Malaysia Healthcare System the World’s Best

The release of the TRM report follows International Living listing the Malaysia healthcare system as the best in the world for people looking to retire overseas. In ‘4 Countries With The Best Healthcare In The World‘ published in January, Malaysia ranks number one ahead of Costa Rica, Colombia and Mexico, ranked second, third and fourth, respectively.

The listing says ‘medical tourists arriving in Malaysia have increased on average by 100 per cent in the last five years, the report states the Malaysia medical tourism sector attracted more than one million people in 2016.

Among what makes the Malaysia medical tourism sector so attractive, the report states, is that ‘Malaysia has some of the best-trained doctors in Asia–and the majority of them were trained in the US, Australia, or the UK. All of them speak English too, and that takes a lot of the stress away from what is already a stressful situation’, the report states.

Dr Khairul Bariah (center), an oral maxillofacial surgeon from Hospital Tengku Ampuan Afzan performs surgery on a patient with the assistance of US Air Force Lieutenant. Col. Jeffrey Healy and US Navy Captain Craig Salt, both plastic surgeons assigned to USNS Mercy (T-AH 19)
The report also highlights that Malaysia has eight hospitals (now 14) with Joint Commission International (JCI) certification – considered the gold standard for healthcare service providers around the world. In addition to the high-end, International Living also notes that there are ‘some very good “not for profit” hospitals here too’.

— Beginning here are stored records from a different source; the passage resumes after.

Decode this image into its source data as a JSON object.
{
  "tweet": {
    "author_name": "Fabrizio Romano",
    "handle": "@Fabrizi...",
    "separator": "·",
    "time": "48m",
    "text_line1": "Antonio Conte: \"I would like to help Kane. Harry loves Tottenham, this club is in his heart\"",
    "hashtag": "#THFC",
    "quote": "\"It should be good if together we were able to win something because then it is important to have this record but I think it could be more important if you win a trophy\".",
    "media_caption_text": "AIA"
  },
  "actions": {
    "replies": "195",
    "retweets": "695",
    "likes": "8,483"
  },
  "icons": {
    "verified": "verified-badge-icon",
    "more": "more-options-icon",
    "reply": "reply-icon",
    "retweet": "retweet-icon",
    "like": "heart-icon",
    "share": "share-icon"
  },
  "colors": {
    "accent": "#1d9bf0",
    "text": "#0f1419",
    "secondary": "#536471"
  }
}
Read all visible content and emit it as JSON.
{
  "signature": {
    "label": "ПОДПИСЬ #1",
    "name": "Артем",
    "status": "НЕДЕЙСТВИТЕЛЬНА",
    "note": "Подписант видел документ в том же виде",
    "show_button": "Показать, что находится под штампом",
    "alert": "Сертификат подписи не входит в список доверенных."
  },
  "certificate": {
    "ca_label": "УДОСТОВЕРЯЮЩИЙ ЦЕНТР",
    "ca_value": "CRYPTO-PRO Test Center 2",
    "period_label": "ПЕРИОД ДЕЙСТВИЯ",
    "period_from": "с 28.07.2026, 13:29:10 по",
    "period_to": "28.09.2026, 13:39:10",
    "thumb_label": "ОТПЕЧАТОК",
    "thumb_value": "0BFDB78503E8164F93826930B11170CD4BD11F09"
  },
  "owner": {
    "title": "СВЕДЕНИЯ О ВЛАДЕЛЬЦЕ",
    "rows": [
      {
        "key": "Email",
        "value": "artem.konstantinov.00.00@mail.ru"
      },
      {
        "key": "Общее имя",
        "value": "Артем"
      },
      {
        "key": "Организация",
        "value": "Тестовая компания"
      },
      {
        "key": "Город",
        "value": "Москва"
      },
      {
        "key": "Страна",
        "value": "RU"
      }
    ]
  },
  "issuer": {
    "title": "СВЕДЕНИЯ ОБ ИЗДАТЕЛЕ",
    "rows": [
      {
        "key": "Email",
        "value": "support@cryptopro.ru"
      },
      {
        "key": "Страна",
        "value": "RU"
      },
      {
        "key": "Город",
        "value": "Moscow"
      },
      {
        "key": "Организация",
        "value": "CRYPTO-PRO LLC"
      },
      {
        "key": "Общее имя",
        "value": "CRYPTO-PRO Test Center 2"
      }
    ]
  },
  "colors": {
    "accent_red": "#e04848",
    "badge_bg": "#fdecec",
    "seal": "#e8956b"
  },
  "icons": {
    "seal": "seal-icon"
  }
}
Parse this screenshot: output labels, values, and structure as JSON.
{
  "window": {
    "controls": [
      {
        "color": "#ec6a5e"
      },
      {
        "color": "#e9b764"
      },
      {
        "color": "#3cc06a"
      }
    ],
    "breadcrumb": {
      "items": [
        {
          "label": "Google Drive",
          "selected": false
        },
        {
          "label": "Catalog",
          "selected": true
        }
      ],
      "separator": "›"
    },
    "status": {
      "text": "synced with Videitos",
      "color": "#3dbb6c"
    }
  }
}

While neighbouring Thailand, which also bills itself as a medical tourism hub has 56 JCI accredited facilities, in International Living‘s ‘2017 Annual Global Retirement Index’ it finished well below Malaysia for both desirability and healthcare facilities.

Whereas Malaysia finished sixth most desirable location and number one for healthcare with a score of 97, Thailand finished in 12th position, with it’s healthcare facilities scoring 89 points; equivalent to that scored by Spain, Uruguay, the Philippines, and Panama.